Let's take a moment to regroup. There should be some sense of non-local connection emerging here entangling Dali's illusions, fractals, spirals, holograms, compaction's dimensions, encoding, symmetry, asymmetry, broken symmetry, stereograms, and all those ideas yet to materialize. Chaos puts our fragmented world back together as a crystal of broken symmetries with many facets -- as fractals. We must come to appreciate the mystery of the diamond mind, which attains its true beauty only when it is broken by the hand of an artist. These swirling images of the whole raise us to dizzying heights, but the wholeness we experience is not the limitless expanse of the universe, but a passageway through creation in which we also have a hand to play.

From Fractals In Nature:

Most mathematics that we study in school is old knowledge. Around 300 B.C. a mathematician by the name of Euclid organized the geometry we have been studying this year in class. You can thank him for all the beautiful postulate and theorems that we now have in our math toolboxes. Much of fractal geometry, however, is new knowledge. Fractal geometry and chaos theory are providing us with a new way to describe the world. Many objects in nature aren't formed of Euclid’s squares or triangles, but of more complicated geometric figures. Many natural objects - ferns, clouds, seashells - are shaped like fractals. Fractal geometry is a new language used to describe, model and analyze complex forms found in nature. Chaos science uses this new fractal geometry.

How it all works

The basic technique of these fractals can actually be explained without resorting to confusing mathematical equations and jargon. It's rather simple, really.

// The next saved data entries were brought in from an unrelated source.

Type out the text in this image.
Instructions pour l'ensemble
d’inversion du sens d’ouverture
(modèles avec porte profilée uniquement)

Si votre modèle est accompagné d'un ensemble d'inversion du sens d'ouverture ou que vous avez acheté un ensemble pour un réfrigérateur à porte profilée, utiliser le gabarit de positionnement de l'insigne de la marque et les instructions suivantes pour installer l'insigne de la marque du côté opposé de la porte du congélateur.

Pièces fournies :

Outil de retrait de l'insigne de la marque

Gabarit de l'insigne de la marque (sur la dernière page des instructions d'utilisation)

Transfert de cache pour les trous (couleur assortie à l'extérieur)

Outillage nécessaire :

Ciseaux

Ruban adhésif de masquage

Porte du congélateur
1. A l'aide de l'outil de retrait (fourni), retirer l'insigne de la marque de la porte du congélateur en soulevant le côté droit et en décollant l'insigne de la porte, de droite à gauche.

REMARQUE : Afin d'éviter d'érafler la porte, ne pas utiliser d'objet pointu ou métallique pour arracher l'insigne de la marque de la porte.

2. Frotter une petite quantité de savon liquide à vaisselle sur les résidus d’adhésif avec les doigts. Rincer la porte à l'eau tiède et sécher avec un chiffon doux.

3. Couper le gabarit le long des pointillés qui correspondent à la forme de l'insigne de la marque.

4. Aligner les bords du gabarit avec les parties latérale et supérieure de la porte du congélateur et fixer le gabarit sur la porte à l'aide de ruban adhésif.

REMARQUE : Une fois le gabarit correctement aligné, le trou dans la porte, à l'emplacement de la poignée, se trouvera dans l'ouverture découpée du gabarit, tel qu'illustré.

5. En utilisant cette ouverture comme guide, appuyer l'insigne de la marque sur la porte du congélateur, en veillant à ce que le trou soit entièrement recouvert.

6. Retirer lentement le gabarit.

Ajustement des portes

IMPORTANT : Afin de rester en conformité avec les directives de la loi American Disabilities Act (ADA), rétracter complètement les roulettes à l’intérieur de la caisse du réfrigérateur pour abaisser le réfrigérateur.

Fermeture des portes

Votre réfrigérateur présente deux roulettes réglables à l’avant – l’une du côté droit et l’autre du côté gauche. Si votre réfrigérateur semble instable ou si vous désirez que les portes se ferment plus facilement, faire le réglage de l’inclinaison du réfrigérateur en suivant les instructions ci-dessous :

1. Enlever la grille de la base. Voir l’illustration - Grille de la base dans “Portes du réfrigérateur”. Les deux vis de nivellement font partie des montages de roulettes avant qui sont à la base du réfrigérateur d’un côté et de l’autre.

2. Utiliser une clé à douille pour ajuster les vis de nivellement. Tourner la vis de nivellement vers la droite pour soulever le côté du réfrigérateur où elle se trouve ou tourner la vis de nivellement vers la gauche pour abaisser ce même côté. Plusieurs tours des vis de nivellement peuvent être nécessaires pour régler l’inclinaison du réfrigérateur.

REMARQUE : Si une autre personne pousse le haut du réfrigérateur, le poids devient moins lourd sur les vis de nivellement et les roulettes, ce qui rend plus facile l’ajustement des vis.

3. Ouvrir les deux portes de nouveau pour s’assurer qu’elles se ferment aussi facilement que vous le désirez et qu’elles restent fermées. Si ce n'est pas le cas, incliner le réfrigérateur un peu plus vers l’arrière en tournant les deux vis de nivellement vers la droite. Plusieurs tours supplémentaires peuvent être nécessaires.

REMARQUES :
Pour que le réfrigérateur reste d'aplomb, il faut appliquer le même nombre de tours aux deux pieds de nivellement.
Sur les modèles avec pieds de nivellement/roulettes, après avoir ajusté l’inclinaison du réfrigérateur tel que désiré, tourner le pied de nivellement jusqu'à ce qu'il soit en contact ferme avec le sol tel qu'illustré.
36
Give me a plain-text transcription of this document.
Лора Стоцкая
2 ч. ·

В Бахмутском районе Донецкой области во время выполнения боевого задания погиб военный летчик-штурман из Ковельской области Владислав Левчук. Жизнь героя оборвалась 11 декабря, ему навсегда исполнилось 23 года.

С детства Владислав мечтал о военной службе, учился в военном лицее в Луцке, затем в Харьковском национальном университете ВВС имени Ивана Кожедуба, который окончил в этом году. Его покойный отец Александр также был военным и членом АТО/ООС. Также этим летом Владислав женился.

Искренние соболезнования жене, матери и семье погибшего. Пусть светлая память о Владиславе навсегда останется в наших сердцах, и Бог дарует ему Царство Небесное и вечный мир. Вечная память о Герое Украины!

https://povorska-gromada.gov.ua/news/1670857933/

First, give every point on the screen a unique number. Now take that number and stick it into a formula; you'll get a result from the formula. Take that result and stick it back into the formula. Keep doing this and watch what happens to the numbers you get. Color each point based on what happens.

That's it. Really—that's it. Now, with most formulas it probably won't do much of interest, but with the formulas used in fractal creation, some interesting things happen. Sometimes the numbers you get by feeding the results of a formula back into the formula (iterating) explode into enormous numbers, that just keep getting bigger and bigger. Those points get colored one way. Other times, the numbers "home in" on a number, getting closer and closer to it. They get colored a different way.

The interesting thing—and the reason fractals work at all—is that sometimes, just a tiny little change in the number you start with can completely change what happens as you keep iterating the number. And the boundary between numbers that explode and numbers that home in is complicated and twisted—it's the shape of the fractal.

The enormous task at hand

Calculating fractals this way involves a lot of work. A small fractal image—perhaps only 640x480—contains over 300,000 points. Each of those points may require running a number through the fractal formula more than 1,000 times. This means the formula has to be computed more than three hundred million times. And that's a mild example. Extreme images (such as poster-size fractals) can involve more than one trillion calculations. Fortunately for the impatient among us, modern computers are fast enough to do the job in a few minutes. Large fractals might take hours or days, but exploring fractals has never been easier.

Not quite so similar

Many fractal types get wildly different as you zoom in. They're still self-similar, but they're not rigidly self-similar. This is what makes fractal exploration so intriguing. The features you see as you zoom are always changing—teasing you with a little bit of familiarity, and tantalizing you with new and unexpected twists. With just a single fractal shape, you can explore forever and never see everything it has to offer. The further you zoom, the more likely you are seeing something that nobody has ever seen before. And with modern computers, it's very easy to zoom and zoom and zoom. With just a few clicks you can have zoomed so far that the original fractal image is larger than the sun.

How many fractals do I have? Well if you were to look at only one per day you'd need more than 746 years to see them all.